Tapi karena dia pemimpin prajurit biasa, ia malah menembak ke hampir semua pengawal yang melewati jerami. Jarak menara ke gerbang cukup jauh. Bidikan Lan Juxiong tepat dan cepat. Ia mementang busur, lima panah sekaligus berpencar dalam lima sasaran yang berbeda dan semuanya tertancap mulus di dada semua pengawal istana yang menyerang hanya dengan menggunakan baju zirah sederhana.

Para pengawal melihat di depan gerbang hanya ada lima pasukan bandit, tapi mereka tidak tahu kalau hampir delapan puluh persen, panah Lan Juxiong-lah yang meratakan mereka. Hingga akhirnya, dengan pertahanan yang sedemikian hebat, para bandit menang dan pengawal dipaksa mundur oleh perintah permaisuri.

Malamnya, setelah diskusi singkat atas kemarahan Gao Jinfeng terhadap permaisuri yang membiarkan pengawal istana menyerang mereka, lagi-lagi Han Suyang hanya bisa menenangkan pria itu. Selama diskusi itu, Guo Fen hanya diam karena dalam pikirannya, ia sudah larut terhadap suatu rencana.

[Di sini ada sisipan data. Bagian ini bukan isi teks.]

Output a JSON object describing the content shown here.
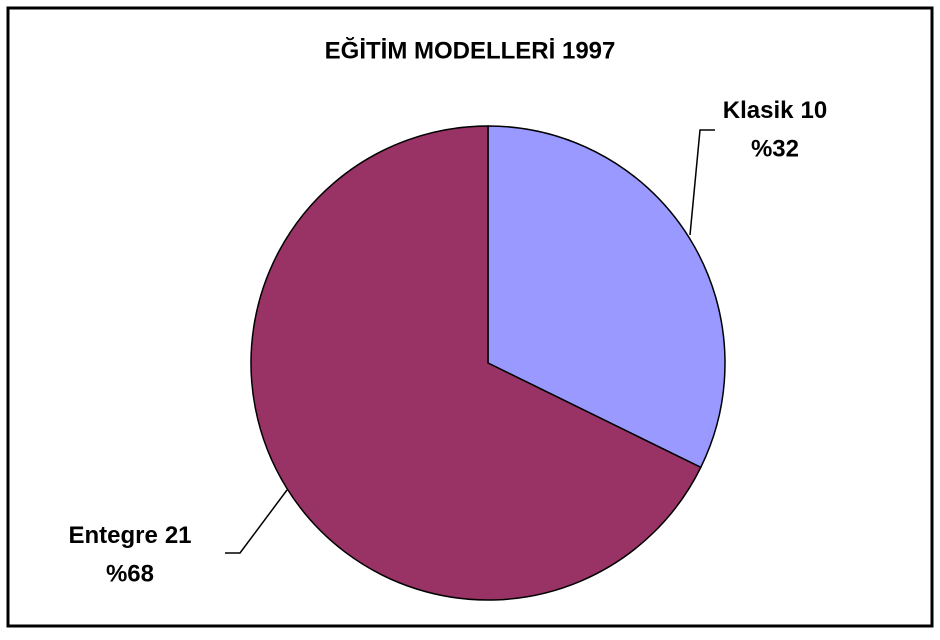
{
  "chart_data": {
    "type": "pie",
    "title": "EĞİTİM MODELLERİ 1997",
    "categories": [
      "Klasik",
      "Entegre"
    ],
    "values": [
      10,
      21
    ],
    "percents": [
      32,
      68
    ],
    "percent_labels": [
      "%32",
      "%68"
    ],
    "colors": [
      "#9999ff",
      "#993366"
    ]
  }
}
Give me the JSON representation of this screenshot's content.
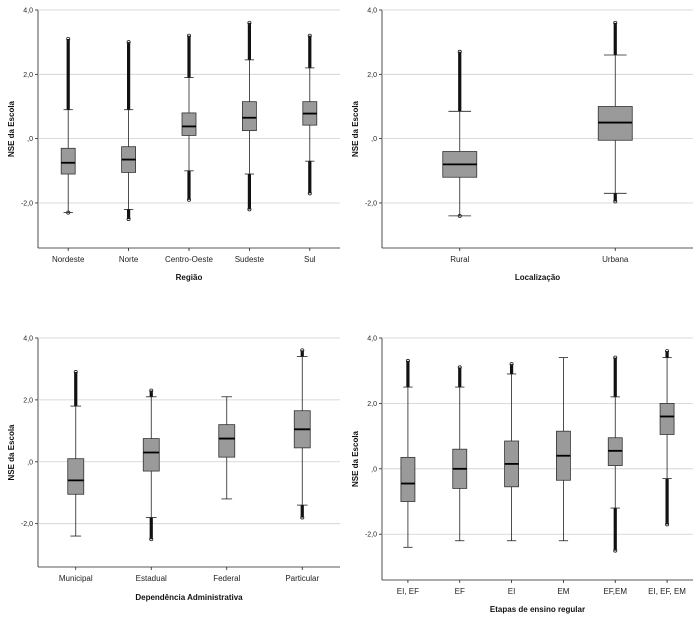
{
  "chart_data": [
    {
      "type": "boxplot",
      "xlabel": "Região",
      "ylabel": "NSE da Escola",
      "ylim": [
        -3.4,
        4.0
      ],
      "yticks": [
        -2.0,
        0.0,
        2.0,
        4.0
      ],
      "ytick_labels": [
        "-2,0",
        ",0",
        "2,0",
        "4,0"
      ],
      "grid": true,
      "categories": [
        "Nordeste",
        "Norte",
        "Centro-Oeste",
        "Sudeste",
        "Sul"
      ],
      "boxes": [
        {
          "min": -2.3,
          "q1": -1.1,
          "median": -0.75,
          "q3": -0.3,
          "max": 0.9
        },
        {
          "min": -2.2,
          "q1": -1.05,
          "median": -0.65,
          "q3": -0.25,
          "max": 0.9
        },
        {
          "min": -1.0,
          "q1": 0.1,
          "median": 0.38,
          "q3": 0.8,
          "max": 1.9
        },
        {
          "min": -1.1,
          "q1": 0.25,
          "median": 0.65,
          "q3": 1.15,
          "max": 2.45
        },
        {
          "min": -0.7,
          "q1": 0.42,
          "median": 0.78,
          "q3": 1.15,
          "max": 2.2
        }
      ],
      "outliers_high": [
        [
          0.9,
          3.1
        ],
        [
          0.9,
          3.0
        ],
        [
          1.9,
          3.2
        ],
        [
          2.45,
          3.6
        ],
        [
          2.2,
          3.2
        ]
      ],
      "outliers_low": [
        [
          -2.3,
          -2.3
        ],
        [
          -2.2,
          -2.5
        ],
        [
          -1.0,
          -1.9
        ],
        [
          -1.1,
          -2.2
        ],
        [
          -0.7,
          -1.7
        ]
      ]
    },
    {
      "type": "boxplot",
      "xlabel": "Localização",
      "ylabel": "NSE da Escola",
      "ylim": [
        -3.4,
        4.0
      ],
      "yticks": [
        -2.0,
        0.0,
        2.0,
        4.0
      ],
      "ytick_labels": [
        "-2,0",
        ",0",
        "2,0",
        "4,0"
      ],
      "grid": true,
      "categories": [
        "Rural",
        "Urbana"
      ],
      "boxes": [
        {
          "min": -2.4,
          "q1": -1.2,
          "median": -0.8,
          "q3": -0.4,
          "max": 0.85
        },
        {
          "min": -1.7,
          "q1": -0.05,
          "median": 0.5,
          "q3": 1.0,
          "max": 2.6
        }
      ],
      "outliers_high": [
        [
          0.85,
          2.7
        ],
        [
          2.6,
          3.6
        ]
      ],
      "outliers_low": [
        [
          -2.4,
          -2.4
        ],
        [
          -1.7,
          -1.95
        ]
      ]
    },
    {
      "type": "boxplot",
      "xlabel": "Dependência Administrativa",
      "ylabel": "NSE da Escola",
      "ylim": [
        -3.4,
        4.0
      ],
      "yticks": [
        -2.0,
        0.0,
        2.0,
        4.0
      ],
      "ytick_labels": [
        "-2,0",
        ",0",
        "2,0",
        "4,0"
      ],
      "grid": true,
      "categories": [
        "Municipal",
        "Estadual",
        "Federal",
        "Particular"
      ],
      "boxes": [
        {
          "min": -2.4,
          "q1": -1.05,
          "median": -0.6,
          "q3": 0.1,
          "max": 1.8
        },
        {
          "min": -1.8,
          "q1": -0.3,
          "median": 0.3,
          "q3": 0.75,
          "max": 2.1
        },
        {
          "min": -1.2,
          "q1": 0.15,
          "median": 0.75,
          "q3": 1.2,
          "max": 2.1
        },
        {
          "min": -1.4,
          "q1": 0.45,
          "median": 1.05,
          "q3": 1.65,
          "max": 3.4
        }
      ],
      "outliers_high": [
        [
          1.8,
          2.9
        ],
        [
          2.1,
          2.3
        ],
        null,
        [
          3.4,
          3.6
        ]
      ],
      "outliers_low": [
        null,
        [
          -1.8,
          -2.5
        ],
        null,
        [
          -1.4,
          -1.8
        ]
      ]
    },
    {
      "type": "boxplot",
      "xlabel": "Etapas de ensino regular",
      "ylabel": "NSE da Escola",
      "ylim": [
        -3.4,
        4.0
      ],
      "yticks": [
        -2.0,
        0.0,
        2.0,
        4.0
      ],
      "ytick_labels": [
        "-2,0",
        ",0",
        "2,0",
        "4,0"
      ],
      "grid": true,
      "categories": [
        "EI, EF",
        "EF",
        "EI",
        "EM",
        "EF,EM",
        "EI, EF, EM"
      ],
      "boxes": [
        {
          "min": -2.4,
          "q1": -1.0,
          "median": -0.45,
          "q3": 0.35,
          "max": 2.5
        },
        {
          "min": -2.2,
          "q1": -0.6,
          "median": 0.0,
          "q3": 0.6,
          "max": 2.5
        },
        {
          "min": -2.2,
          "q1": -0.55,
          "median": 0.15,
          "q3": 0.85,
          "max": 2.9
        },
        {
          "min": -2.2,
          "q1": -0.35,
          "median": 0.4,
          "q3": 1.15,
          "max": 3.4
        },
        {
          "min": -1.2,
          "q1": 0.1,
          "median": 0.55,
          "q3": 0.95,
          "max": 2.2
        },
        {
          "min": -0.3,
          "q1": 1.05,
          "median": 1.6,
          "q3": 2.0,
          "max": 3.4
        }
      ],
      "outliers_high": [
        [
          2.5,
          3.3
        ],
        [
          2.5,
          3.1
        ],
        [
          2.9,
          3.2
        ],
        null,
        [
          2.2,
          3.4
        ],
        [
          3.4,
          3.6
        ]
      ],
      "outliers_low": [
        null,
        null,
        null,
        null,
        [
          -1.2,
          -2.5
        ],
        [
          -0.3,
          -1.7
        ]
      ]
    }
  ]
}
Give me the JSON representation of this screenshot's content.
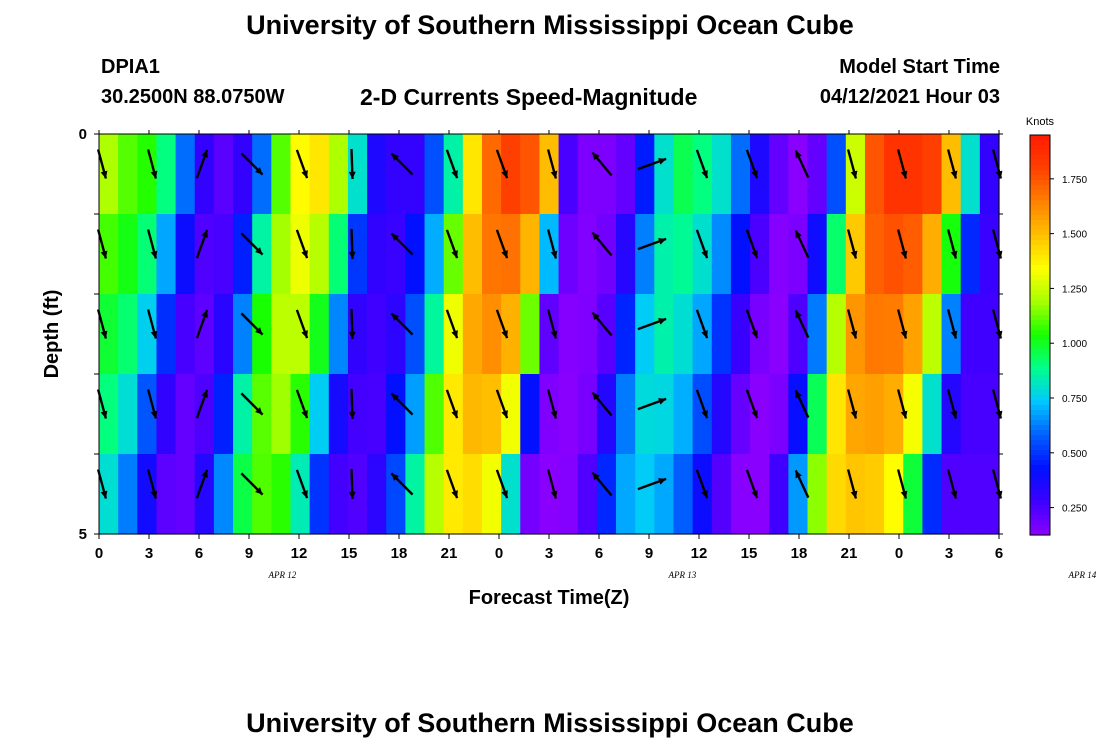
{
  "header": {
    "title": "University of Southern Mississippi Ocean Cube",
    "station": "DPIA1",
    "coordinates": "30.2500N  88.0750W",
    "subtitle": "2-D Currents Speed-Magnitude",
    "model_start_label": "Model Start Time",
    "model_start_value": "04/12/2021 Hour 03"
  },
  "footer": {
    "title": "University of Southern Mississippi Ocean Cube"
  },
  "chart_data": {
    "type": "heatmap",
    "title": "2-D Currents Speed-Magnitude",
    "xlabel": "Forecast Time(Z)",
    "ylabel": "Depth (ft)",
    "x_ticks": [
      "0",
      "3",
      "6",
      "9",
      "12",
      "15",
      "18",
      "21",
      "0",
      "3",
      "6",
      "9",
      "12",
      "15",
      "18",
      "21",
      "0",
      "3",
      "6"
    ],
    "x_range": [
      0,
      54
    ],
    "date_labels": [
      {
        "label": "APR 12",
        "at": 11
      },
      {
        "label": "APR 13",
        "at": 35
      },
      {
        "label": "APR 14",
        "at": 59
      }
    ],
    "y_ticks": [
      "0",
      "5"
    ],
    "ylim": [
      0,
      5
    ],
    "depth_layers": 5,
    "colorbar": {
      "label": "Knots",
      "min": 0.125,
      "max": 1.95,
      "ticks": [
        "0.250",
        "0.500",
        "0.750",
        "1.000",
        "1.250",
        "1.500",
        "1.750"
      ],
      "tick_values": [
        0.25,
        0.5,
        0.75,
        1.0,
        1.25,
        1.5,
        1.75
      ]
    },
    "colors": {
      "scale": [
        "#8a00ff",
        "#3c00ff",
        "#0010ff",
        "#0060ff",
        "#00c8ff",
        "#00ff8c",
        "#18ff00",
        "#a8ff00",
        "#ffff00",
        "#ffc000",
        "#ff8000",
        "#ff4000",
        "#ff1a00"
      ]
    },
    "speed_series_surface": [
      1.2,
      1.1,
      1.05,
      0.9,
      0.6,
      0.3,
      0.22,
      0.3,
      0.6,
      1.1,
      1.35,
      1.4,
      1.2,
      0.8,
      0.35,
      0.3,
      0.3,
      0.55,
      0.85,
      1.4,
      1.7,
      1.8,
      1.75,
      1.5,
      0.25,
      0.15,
      0.15,
      0.2,
      0.45,
      0.8,
      0.95,
      0.9,
      0.8,
      0.6,
      0.35,
      0.2,
      0.1,
      0.2,
      0.55,
      1.25,
      1.75,
      1.85,
      1.85,
      1.8,
      1.5,
      0.8,
      0.3
    ],
    "arrows": {
      "columns": [
        0,
        3,
        6,
        9,
        12,
        15,
        18,
        21,
        24,
        27,
        30,
        33,
        36,
        39,
        42,
        45,
        48,
        51,
        54
      ],
      "depths": [
        0.5,
        1.5,
        2.5,
        3.5,
        4.5
      ],
      "direction_deg": [
        165,
        165,
        20,
        135,
        160,
        178,
        315,
        160,
        160,
        165,
        320,
        70,
        160,
        160,
        335,
        165,
        165,
        165,
        165
      ],
      "note_rows": "direction by column, all depth rows"
    }
  }
}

Meski Guo Fen berpikir bahwa dirinya berbakat dalam menguasai beragam teknik bela diri dan senjata, tapi tidak ada pernah niat dari hatinya ia ingin membunuh. Meskipun orang jahat, Guo Fen tidak ingin mengadili mereka di bawah pedangnya sendiri. Kematian ayahnya membuatnya berpikir lebih kalau hidup seseorang punya mereka sendiri. Tidak ada yang bisa memutuskan selain mereka.

Seiring dirinya berpikir demikian, semakin Guo Fen memaksakan diri dan akhirnya lelah sendiri. Ia tidak bisa terus-terusan bersama para bandit. Pernah sekali Guo Fen bicara serius pada Ketua Han, tapi pria itu melarang Guo Fen sekuat yang ia bisa. Memang benar selama dua tahun terakhir para bandit menghidupinya, tapi bukan seperti itu yang Guo Fen inginkan.

Jadi dalam beberapa bulan terakhir, ia selalu memikirkan rencana untuk kabur dari para bandit dan memutuskan berhenti bekerja sebagai pembunuh.

Malam ini, adalah waktu yang tepat untuk memutuskannya.

Lan Juxiong dan Ketua Han bilang kalau jasa Guo Fen begitu bagus dan dirinya akan diberikan jamuan lagi. Guo Fen menikmati jamuan terakhir itu tanpa menunjukkan niatnya untuk kabur. Meski hatinya sedikit menyesalkan kebaikan hati Ketua Han yang tidak pernah ia balas, Guo Fen lebih memilih mengabaikannya dan berfokus pada dirinya.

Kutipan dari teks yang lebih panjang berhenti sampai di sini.